Molecular systematics of cytochrome oxidase I and 16S from Neochlamisus leaf beetles and the importance of sampling.

If a gene tree is to be judiciously used for inferring the histories of closely related taxa, (1) its topology must be sufficiently resolved and robust that noteworthy phylogenetic patterns can be confidently documented, and (2) sampling of species, populations, and pertinent biological variation must be sufficiently broad that otherwise misleading sources of genetic variation can be detected. These principles are illustrated by the complex gene tree of Neochlamisus leaf beetles that I reconstructed using 90,000 bp of cytochrome oxidase I (COI) and 16S mitochondrial DNA (mtDNA) sequences from over 100 specimens.
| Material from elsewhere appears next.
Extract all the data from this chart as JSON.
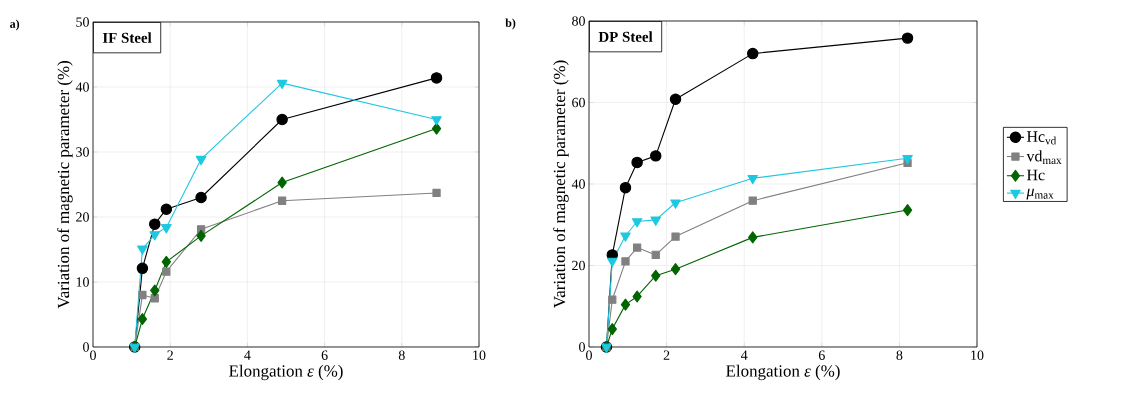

Cytochrome oxidase I haplotypes varied up to 25.1% within Neochlamisus and up to 11.1% within the gibbosus species group, while exhibiting very low A + T bias for insect mtDNA (63%), low transition saturation, and conservative patterns of amino acid variation. 16S exhibited lower sequence divergences and greater A + T bias and transition saturation than COI, and substitutions were more constrained in stems than in loops. Comparisons with an earlier study of Ophraella leaf beetles highlighted conservative and labile elements of molecular evolution across genes and taxa. Cytochrome oxidase I parsimony and neighbor-joining analyses strongly supported a robust mtDNA genealogy that revealed the monophyly of Neochlamisus and of the gibbosus species group. Phylogeographic relationships suggested that the eastern U.S. gibbosus group derives from southwestern velutinus group ancestors. Haplotypes from individual velutinus group species clustered monophyletically, as expected. However, haplotypes from each of several gibbosus group taxa were polyphyletically distributed, appearing in divergent parts of the tree. 16S provided a less-resolved gibbosus group topology that was congruent with the COI tree and corroborated patterns of mitochondrial polyphyly. By subsampling haplotypes corresponding to particular species, populations, and ecological variants of gibbosus group taxa, I demonstrate that recovered topologies and genetic distances vary egregiously according to sampling regime. This study thus documents the potentially dire consequences of inadequate sampling when inferring the evolutionary history of closely related and mitochondrially polyphyletic taxa.